Recentemente foi realizado um debate sobre o tema, durante o 56.o Congresso Brasileiro de Botânica, em Curitiba. Valdely Kinupp, um dos pesquisadores de plantas alternativas, da Universidade Federal do Rio Grande do Sul, afirma: “Sofremos com um imperialismo gastronômico. Das espécies consumidas hoje no mundo, 52% vieram da Eurásia. Dos neotrópicos [região da América Latina], apenas 18%.” De acordo com o pesquisador argentino Eduardo Rapoport, esta regra não se aplica a plantas ornamentais: “Desse grupo de ‘espécies ornamentais’, 43% são originárias da América Latina e apenas 10% da Europa e da Ásia.” É estranho, pois, de acordo com o mapa de Vavilov (1), na região dos Andes, do Brasil e do Paraguai concentra-se uma grande quantidade genes.

Kinupp: “Em média, apenas cem espécies vegetais são ingeridas de um universo de 17 mil que estão à nossa disposição.”

“E não há perigo de intoxicação se as pessoas começarem a, simplesmente, ingerir quaisquer tipos de plantas?”

Kinupp: “É preciso fazer testes laboratoriais para saber mais sobre a citotoxidez das espécies.
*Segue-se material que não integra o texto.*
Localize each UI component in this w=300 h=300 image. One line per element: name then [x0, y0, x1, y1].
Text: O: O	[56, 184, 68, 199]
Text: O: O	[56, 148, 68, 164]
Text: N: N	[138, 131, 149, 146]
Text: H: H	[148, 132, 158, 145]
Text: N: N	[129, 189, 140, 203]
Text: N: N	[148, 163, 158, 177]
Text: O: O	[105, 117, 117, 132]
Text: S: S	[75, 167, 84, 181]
Mas é bom lembrar que até algumas espécies de feijão, se não forem corretamente preparadas, são altamente tóxicas.”

Para combater o imperialismo gastronômico, ele planeja lançar um livro sobre botânica gastronômica.

 

No Congresso, foram analisadas muitas espécies e suas qualidades. O que chamou mais a atenção foram as qualidades nutritivas da ora-pro-nóbis (Pereskia aculeata) (2). É uma hortaliça altamente nutritiva – na verdade um cacto atípico, sem espinhos – com 17,4% a 25,5% de proteína. É claro que isto é bem menos do que os 37% da maioria das variedades de soja, mas ainda é bastante elevado. E cresce espontaneamente em várias regiões, como em Minas Gerais, onde é bastante conhecida das cozinheiras.

Será que entre as 17 mil espécies que nos foram dadas não há mais algumas que podem nos manter saudáveis e bem-nutridos? Será que, unidos e com criatividade inovadora, não conseguiríamos combater o imperialismo gastronômico-alimentar exaustivo e sufocante? Do agricultor à mesa. Da floresta à cozinha.